We would like Compute team to propose way out of this rabbit hole.
(In reply to Lukas Bezdicka from comment #3) > We would like Compute team to propose way out of this rabbit hole. I mean, don't rename the service? Sorry for sounding flippant, but what's the purpose/use case behind renaming the compute services?
(In reply to Artom Lifshitz from comment #4) > I mean, don't rename the service? Sorry for sounding flippant, but what's > the purpose/use case behind renaming the compute services? That is something that appears to have been done upstream between Mitaka and Newton. See https://bugzilla.redhat.com/show_bug.cgi?id=1365789 for more details. Ever since then there has been a downstream patch to prevent the rename during the upgrade process.
(In reply to Lukas Bezdicka from comment #3) > We would like Compute team to propose way out of this rabbit hole. It's not possible to change this value upstream since it will result in the same issue in reverse for everyone else. We would also have the same issue if we forward ported it since that patch doesn't appear to have been included in 15.0, meaning anyone trying to upgrade from 15.0 -> 16.1 will break. Looking at that linked patch, it looks like this is configurable via the 'ComputeHostnameFormat' parameter. Forgive my ignorance, but couldn't this be overidden and set to the legacy value when doing a fast forward upgrade of an OSP 13.0 deployment? This would need to be done for any future upgrades to 17.1 etc. but it makes this a documentation issues and would prevent the need to carry the downstream patch for infinity. If that's not possible now, we'll have to make it so.

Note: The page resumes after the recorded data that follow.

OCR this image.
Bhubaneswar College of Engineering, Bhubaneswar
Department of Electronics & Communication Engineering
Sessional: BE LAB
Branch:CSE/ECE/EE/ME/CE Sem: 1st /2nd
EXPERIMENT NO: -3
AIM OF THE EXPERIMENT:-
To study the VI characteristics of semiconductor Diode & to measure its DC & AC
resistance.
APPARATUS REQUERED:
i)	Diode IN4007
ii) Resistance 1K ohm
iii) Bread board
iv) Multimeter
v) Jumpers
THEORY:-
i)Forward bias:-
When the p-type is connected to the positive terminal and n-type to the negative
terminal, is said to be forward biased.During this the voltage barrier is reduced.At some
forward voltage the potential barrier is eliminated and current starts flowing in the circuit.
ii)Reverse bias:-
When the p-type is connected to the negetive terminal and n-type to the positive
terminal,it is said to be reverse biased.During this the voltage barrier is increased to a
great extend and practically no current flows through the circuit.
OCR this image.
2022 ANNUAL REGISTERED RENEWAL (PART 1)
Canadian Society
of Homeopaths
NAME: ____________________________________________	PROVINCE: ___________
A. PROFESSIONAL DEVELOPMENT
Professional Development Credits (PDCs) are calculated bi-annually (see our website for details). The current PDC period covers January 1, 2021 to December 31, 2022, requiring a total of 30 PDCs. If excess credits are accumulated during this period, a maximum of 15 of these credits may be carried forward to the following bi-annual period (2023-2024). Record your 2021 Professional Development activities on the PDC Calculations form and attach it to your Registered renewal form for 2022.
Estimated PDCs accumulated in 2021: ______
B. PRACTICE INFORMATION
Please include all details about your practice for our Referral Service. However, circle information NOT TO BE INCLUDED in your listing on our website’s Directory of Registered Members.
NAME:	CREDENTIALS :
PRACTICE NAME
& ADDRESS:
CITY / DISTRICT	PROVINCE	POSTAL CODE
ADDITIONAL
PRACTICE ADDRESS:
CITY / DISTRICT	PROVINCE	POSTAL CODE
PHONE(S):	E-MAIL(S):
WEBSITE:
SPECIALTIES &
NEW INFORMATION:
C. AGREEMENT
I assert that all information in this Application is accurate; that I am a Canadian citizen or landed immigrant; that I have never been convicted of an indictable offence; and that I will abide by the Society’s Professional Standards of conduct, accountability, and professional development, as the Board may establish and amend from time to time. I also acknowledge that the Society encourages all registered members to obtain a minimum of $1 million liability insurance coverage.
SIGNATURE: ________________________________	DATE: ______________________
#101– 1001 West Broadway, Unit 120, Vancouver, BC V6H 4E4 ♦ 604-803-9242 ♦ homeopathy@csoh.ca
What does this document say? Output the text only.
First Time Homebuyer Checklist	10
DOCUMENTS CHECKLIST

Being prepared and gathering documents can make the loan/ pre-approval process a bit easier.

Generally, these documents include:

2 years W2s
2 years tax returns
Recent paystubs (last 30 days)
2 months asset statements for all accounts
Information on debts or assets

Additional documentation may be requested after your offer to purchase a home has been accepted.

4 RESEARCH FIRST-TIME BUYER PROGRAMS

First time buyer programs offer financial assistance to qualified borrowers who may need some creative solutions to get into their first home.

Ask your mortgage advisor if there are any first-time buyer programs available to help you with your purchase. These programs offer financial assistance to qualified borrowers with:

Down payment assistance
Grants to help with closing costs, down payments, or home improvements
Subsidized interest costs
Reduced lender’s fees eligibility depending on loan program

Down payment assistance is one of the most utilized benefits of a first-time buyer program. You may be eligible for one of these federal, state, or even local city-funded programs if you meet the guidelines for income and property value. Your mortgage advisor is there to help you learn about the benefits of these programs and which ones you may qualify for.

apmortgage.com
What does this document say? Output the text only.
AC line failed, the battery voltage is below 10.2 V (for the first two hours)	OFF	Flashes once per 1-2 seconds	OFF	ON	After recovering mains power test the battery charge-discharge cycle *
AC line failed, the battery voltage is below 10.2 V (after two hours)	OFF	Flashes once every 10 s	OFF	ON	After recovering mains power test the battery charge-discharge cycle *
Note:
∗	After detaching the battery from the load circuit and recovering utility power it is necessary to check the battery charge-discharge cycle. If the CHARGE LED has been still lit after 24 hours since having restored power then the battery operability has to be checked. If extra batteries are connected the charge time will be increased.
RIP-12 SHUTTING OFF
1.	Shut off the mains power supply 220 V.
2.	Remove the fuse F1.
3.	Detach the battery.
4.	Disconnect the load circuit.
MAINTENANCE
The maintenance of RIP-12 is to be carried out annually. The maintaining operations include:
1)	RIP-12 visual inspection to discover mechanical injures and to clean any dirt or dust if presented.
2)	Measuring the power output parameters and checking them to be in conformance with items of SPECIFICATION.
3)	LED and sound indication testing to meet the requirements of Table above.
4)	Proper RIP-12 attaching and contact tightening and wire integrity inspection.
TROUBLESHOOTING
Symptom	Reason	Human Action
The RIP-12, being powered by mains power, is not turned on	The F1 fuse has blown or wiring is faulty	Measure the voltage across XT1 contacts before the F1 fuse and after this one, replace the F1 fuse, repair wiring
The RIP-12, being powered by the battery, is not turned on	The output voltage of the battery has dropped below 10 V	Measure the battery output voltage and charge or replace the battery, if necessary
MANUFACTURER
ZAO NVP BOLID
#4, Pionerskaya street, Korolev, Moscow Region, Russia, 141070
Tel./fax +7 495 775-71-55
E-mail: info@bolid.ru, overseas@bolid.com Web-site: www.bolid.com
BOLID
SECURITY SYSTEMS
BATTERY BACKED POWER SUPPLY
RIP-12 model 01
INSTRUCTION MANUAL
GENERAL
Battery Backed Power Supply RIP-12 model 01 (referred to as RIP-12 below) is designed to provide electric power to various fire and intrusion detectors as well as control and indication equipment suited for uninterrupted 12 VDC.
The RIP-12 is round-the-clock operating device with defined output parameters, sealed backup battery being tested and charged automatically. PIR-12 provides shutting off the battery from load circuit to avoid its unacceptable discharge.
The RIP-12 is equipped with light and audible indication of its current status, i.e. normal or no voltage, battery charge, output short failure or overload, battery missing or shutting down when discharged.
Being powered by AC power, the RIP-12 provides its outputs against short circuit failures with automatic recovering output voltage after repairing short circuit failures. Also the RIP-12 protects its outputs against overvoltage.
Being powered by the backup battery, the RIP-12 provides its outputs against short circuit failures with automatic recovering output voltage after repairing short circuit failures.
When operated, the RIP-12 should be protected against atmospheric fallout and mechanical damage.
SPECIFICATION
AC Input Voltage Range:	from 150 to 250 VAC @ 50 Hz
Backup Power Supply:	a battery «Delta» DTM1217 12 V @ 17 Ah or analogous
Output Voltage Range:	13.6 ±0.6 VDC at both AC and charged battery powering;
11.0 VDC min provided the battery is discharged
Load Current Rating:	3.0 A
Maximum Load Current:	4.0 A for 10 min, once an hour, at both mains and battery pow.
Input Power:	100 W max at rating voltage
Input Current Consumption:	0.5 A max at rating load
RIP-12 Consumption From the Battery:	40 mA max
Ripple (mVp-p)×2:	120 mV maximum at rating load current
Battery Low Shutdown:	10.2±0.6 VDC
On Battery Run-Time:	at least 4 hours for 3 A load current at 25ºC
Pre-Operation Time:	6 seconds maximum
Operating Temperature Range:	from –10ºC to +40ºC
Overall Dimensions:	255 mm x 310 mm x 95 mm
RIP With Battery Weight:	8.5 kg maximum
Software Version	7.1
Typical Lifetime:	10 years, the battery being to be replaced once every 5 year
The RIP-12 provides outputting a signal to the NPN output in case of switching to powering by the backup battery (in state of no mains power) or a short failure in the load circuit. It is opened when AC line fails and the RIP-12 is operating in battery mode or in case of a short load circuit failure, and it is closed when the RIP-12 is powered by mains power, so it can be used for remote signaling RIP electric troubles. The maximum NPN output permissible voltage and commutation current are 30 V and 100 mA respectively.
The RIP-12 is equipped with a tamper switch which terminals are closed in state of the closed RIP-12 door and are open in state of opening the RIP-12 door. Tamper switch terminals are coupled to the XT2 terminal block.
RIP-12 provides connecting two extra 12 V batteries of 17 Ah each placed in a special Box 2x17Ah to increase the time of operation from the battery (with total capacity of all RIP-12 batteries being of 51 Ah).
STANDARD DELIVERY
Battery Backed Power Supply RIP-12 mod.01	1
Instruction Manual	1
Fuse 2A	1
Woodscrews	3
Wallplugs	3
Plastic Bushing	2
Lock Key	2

I think this needs to be solved in two parts: 1. Document that the HostnameFormatDefault changes from '%stackname%-novacompute-%index%' to '%stackname%-compute-%index%' and how to (a) add the applicable configuration to maintain the previous naming standard or (b) what the effect is of not changing the default and how to clean up the old service names. 2. Implement a check and stop (unless --yes or something like that) if the current stack has the old naming convention and the to-be config will change it. The first is essential for GA. The second is ideal to have for GA because it will prevent people making unexpected changes in their cluster.
I've registered an RFE in https://bugzilla.redhat.com/show_bug.cgi?id=1876464 and will therefore convert this into a docs bug.
Closing this BZ as the docs component has already been implemented.